Even moonlight-dependent marine activities are being affected, though to a lesser degree. Many sea creatures rely on lunar cycles for reproduction and migration patterns. Scientists found that nighttime photic zones have also shrunk, with about 800,000 square miles of ocean seeing reductions of more than 16 feet in moonlight penetration.
Why Oceans Are Getting Darker
Several factors appear to be driving this global darkening trend. Near coastlines, the usual suspects include nutrient runoff from agriculture, sediment from development, and organic matter that clouds the water. But the fact that darkening is occurring far from shore suggests larger forces are at work.
Climate change may be triggering massive shifts in ocean circulation patterns, stirring up nutrients and organic matter from deeper waters. Warming surface temperatures could also be boosting plankton growth, creating a kind of natural light filter. While plankton blooms might sound beneficial, too much of a good thing can block light from reaching the creatures below.
Researchers found darkening was particularly severe in polar regions, the North Atlantic, and the North Pacific—areas where climate change is already reshaping marine ecosystems in dramatic ways. Scientists believe that increased productivity from nutrients and organic materials near coasts, combined with changes in global ocean circulation, are likely reducing how far light can penetrate into surface waters.
Researchers point out that 90% of marine life lives in the photic zone. When this critical habitat shrinks, creatures get compressed into an increasingly crowded space near the surface, leading to more competition for food and higher predation risk.
The daily vertical migration of zooplankton is what the researchers describe as the largest daily migration of biomass on the planet. These tiny animals rise to surface waters at night to feed, then dive deep during the day to avoid predators. As waters darken, their safe spaces shrink, potentially disrupting this ocean rhythm.
Coral reefs, already under siege from warming and acidifying oceans, face another threat as reduced light penetration hampers the photosynthetic algae they depend on for survival. Fish that rely on visual cues for hunting, communication, and navigation may also struggle to adapt to dimmer conditions.
Ripple effects could extend to global fisheries and carbon storage. Phytoplankton near the ocean surface play a crucial role in absorbing carbon dioxide from the atmosphere. If changing light conditions disrupt these microscopic organisms, it could affect the ocean’s ability to moderate climate change.
Beyond basic survival needs, many marine organisms have evolved sophisticated behaviors that depend on precise light conditions. Synchronized spawning events in corals, navigation systems in fish, and predator-avoidance strategies in countless species all rely on the predictable patterns of light and darkness that have characterized ocean environments for millions of years.
Twenty years of data, while substantial, may not be enough to rule out natural long-term cycles in ocean conditions. Researchers acknowledge that some of the darkening trends could reflect natural variability rather than permanent changes.

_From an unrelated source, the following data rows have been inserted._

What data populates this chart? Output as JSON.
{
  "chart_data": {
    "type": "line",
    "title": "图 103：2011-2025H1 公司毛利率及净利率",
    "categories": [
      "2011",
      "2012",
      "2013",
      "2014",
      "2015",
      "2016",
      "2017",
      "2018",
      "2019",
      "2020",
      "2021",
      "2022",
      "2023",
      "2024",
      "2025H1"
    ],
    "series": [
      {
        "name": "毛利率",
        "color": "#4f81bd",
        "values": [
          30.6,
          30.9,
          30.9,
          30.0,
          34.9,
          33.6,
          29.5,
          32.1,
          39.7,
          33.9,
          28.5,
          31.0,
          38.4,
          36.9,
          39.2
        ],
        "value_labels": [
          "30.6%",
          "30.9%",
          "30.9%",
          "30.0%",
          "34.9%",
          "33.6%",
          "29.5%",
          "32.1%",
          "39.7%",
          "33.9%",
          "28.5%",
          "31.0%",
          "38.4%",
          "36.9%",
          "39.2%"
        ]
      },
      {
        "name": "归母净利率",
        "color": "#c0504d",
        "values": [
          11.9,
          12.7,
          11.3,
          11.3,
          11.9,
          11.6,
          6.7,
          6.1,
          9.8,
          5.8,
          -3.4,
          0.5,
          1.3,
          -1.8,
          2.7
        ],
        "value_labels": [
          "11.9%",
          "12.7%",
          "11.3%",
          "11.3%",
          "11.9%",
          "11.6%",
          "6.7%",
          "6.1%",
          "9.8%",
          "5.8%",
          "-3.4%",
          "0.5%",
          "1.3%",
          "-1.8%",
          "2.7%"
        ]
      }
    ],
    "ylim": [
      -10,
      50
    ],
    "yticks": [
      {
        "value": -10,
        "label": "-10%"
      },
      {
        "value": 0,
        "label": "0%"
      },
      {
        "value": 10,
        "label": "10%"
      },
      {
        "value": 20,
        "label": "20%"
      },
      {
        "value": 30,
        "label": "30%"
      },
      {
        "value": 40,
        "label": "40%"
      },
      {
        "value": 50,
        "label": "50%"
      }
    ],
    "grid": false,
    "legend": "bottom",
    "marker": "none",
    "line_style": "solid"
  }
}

Studies also assume uniform water conditions from surface to seafloor, while real oceans have complex layering and mixing patterns that could affect how light penetrates. Additionally, the measurements focus on one wavelength of light, though marine organisms respond to a full spectrum of colors.
Why We Should Pay More Attention to Ocean Health
We’ve been focused on visible signs of climate change like melting glaciers and extreme weather, but this study reveals that changes are happening beneath the waves, too. When you consider that the ocean produces more than half the oxygen we breathe and absorbs a quarter of our carbon emissions, this is also important for our own survival.
Scientists warn that without sufficient light for basic life processes, marine organisms will be forced to crowd into an increasingly narrow belt of well-lit surface waters. This creates intense competition for resources and exposes more creatures to predation.